ブリタニカ国際大百科事典 小項目事典の解説
ポルトガル文学
ポルトガルぶんがく
Portuguese literature
16世紀の大航海時代は,文学に異国趣味や冒険の香りを吹込み,特に詩や田園小説に影響を与えた。 L.V.デ・カモンイスは,抒情詩においても叙事詩においても卓越した才能を発揮し,人間の苦悩と時代の栄光を表現した。また 16世紀初期には宮廷劇が登場した。ポルトガル国民劇の創始者 G.ビセンテは,当時のポルトガル社会をいきいきと描き,大衆を大いにひきつけた。 1580~1640年はスペインに併合され,文学にとっても苦難の時代あった。スペインの影響を強く受けたが,それと同時にポルトガル文学はスペイン語訳を介して,広くヨーロッパに知られるようになった。これまでの田園小説の流行が続く一方で,新たに宗教や道徳を主題とした対話集が高度に洗練されたスタイルとなって現れた。 18世紀になるとポルトガル文学は改革の時代に入り,フランスの文学や哲学の影響を受けるようになった。詩の分野における新古典主義は極端に形式にこだわるあまり,真の古典主義の活力を失った。 18世紀後期には,抒情詩に新しいスタイルと作風が現れる。また,衰退を続けていた戯曲は,社会批判劇で絶大な人気を得たブラジル生れの A.J.ダ・シルバの作品によって再生したが,シルバは宗教裁判の犠牲となった。

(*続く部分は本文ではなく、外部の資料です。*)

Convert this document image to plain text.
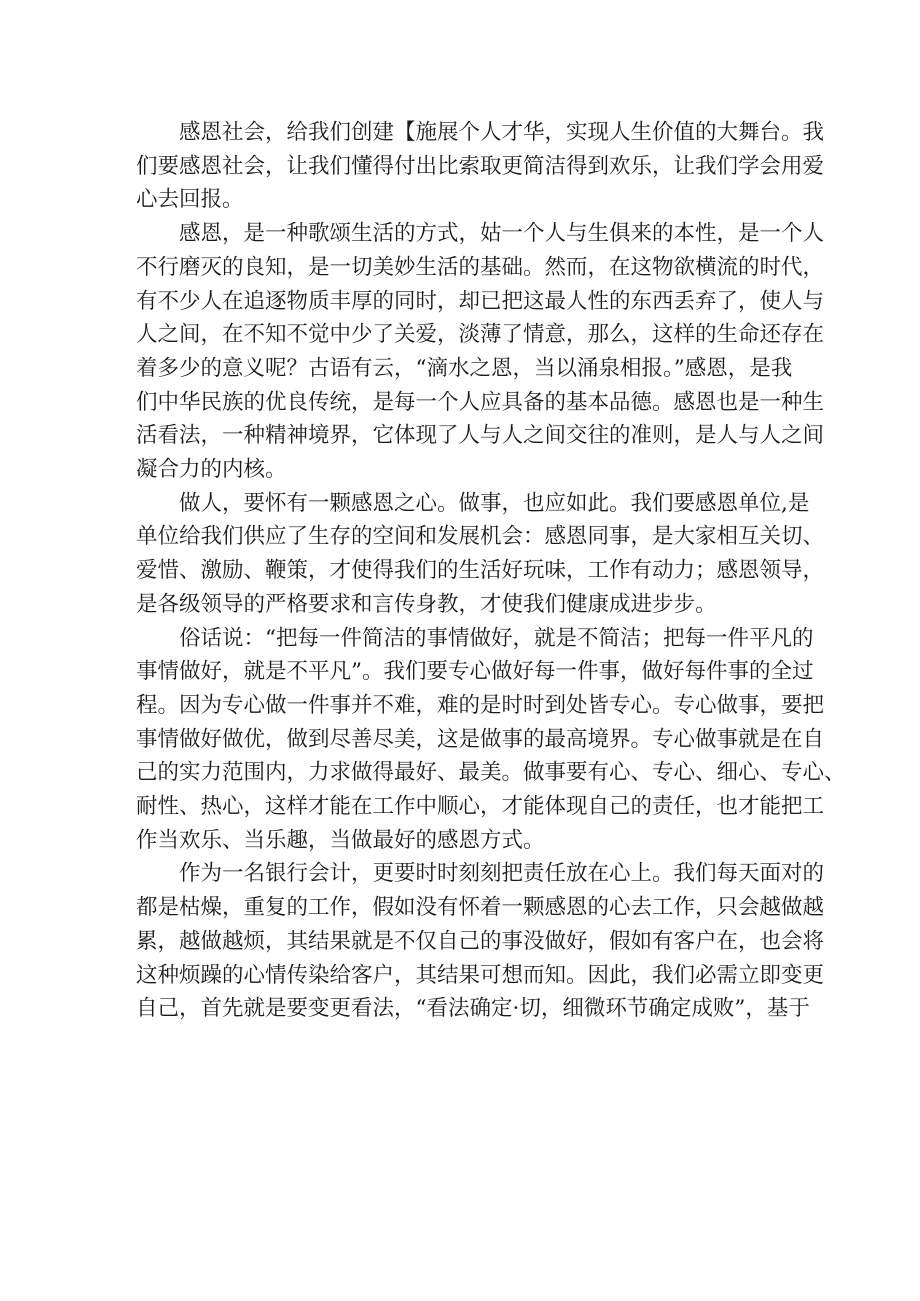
感恩社会，给我们创建【施展个人才华，实现人生价值的大舞台。我
们要感恩社会，让我们懂得付出比索取更简洁得到欢乐，让我们学会用爱
心去回报。
感恩，是一种歌颂生活的方式，姑一个人与生俱来的本性，是一个人
不行磨灭的良知，是一切美妙生活的基础。然而，在这物欲横流的时代，
有不少人在追逐物质丰厚的同时，却已把这最人性的东西丢弃了，使人与
人之间，在不知不觉中少了关爱，淡薄了情意，那么，这样的生命还存在
着多少的意义呢？古语有云，“滴水之恩，当以涌泉相报。”感恩，是我
们中华民族的优良传统，是每一个人应具备的基本品德。感恩也是一种生
活看法，一种精神境界，它体现了人与人之间交往的准则，是人与人之间
凝合力的内核。
做人，要怀有一颗感恩之心。做事，也应如此。我们要感恩单位,是
单位给我们供应了生存的空间和发展机会：感恩同事，是大家相互关切、
爱惜、激励、鞭策，才使得我们的生活好玩味，工作有动力；感恩领导，
是各级领导的严格要求和言传身教，才使我们健康成进步步。
俗话说：“把每一件简洁的事情做好，就是不简洁；把每一件平凡的
事情做好，就是不平凡”。我们要专心做好每一件事，做好每件事的全过
程。因为专心做一件事并不难，难的是时时到处皆专心。专心做事，要把
事情做好做优，做到尽善尽美，这是做事的最高境界。专心做事就是在自
己的实力范围内，力求做得最好、最美。做事要有心、专心、细心、专心、
耐性、热心，这样才能在工作中顺心，才能体现自己的责任，也才能把工
作当欢乐、当乐趣，当做最好的感恩方式。
作为一名银行会计，更要时时刻刻把责任放在心上。我们每天面对的
都是枯燥，重复的工作，假如没有怀着一颗感恩的心去工作，只会越做越
累，越做越烦，其结果就是不仅自己的事没做好，假如有客户在，也会将
这种烦躁的心情传染给客户，其结果可想而知。因此，我们必需立即变更
自己，首先就是要变更看法，“看法确定·切，细微环节确定成败”，基于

19世紀初めに自由主義革命が起り,立憲君主制が確立されるのと呼応して,ロマン主義が流入した。戯曲や小説がはなやかに開花する一方で,詩は内省的なものになり,社会問題に着目した作品が多く生れた。 1870年には J.M.E.デ・ケイロースと J.J.C.ベルデらの新しい世代の作家たちが,ポルトガル近代化運動の一翼をにない,批判精神という新風を吹込んで小説や詩の分野でリアリズムを確立した。 20世紀に入ると,モダニズムと実験的な文学がポルトガル文学にそれまでにない様相を与えた。ポルトガルの近代主義を代表する詩人 F.A.N.ペッソアは国外でも高い評価を受け,その後の第2次近代主義運動,新写実主義の動きのなかで V.ネメージオ,A.デ・フィゲイレード,V.フェレイラ,F.ナモーラらが登場した。女流作家では『巫女 (みこ) 』で不動の地位を築いた M.A.B.ルイース,『新ポルトガル文』の共著者 M.V.ダ・コスタ,M.I.バレーノおよび M.T.オルタらが活躍している。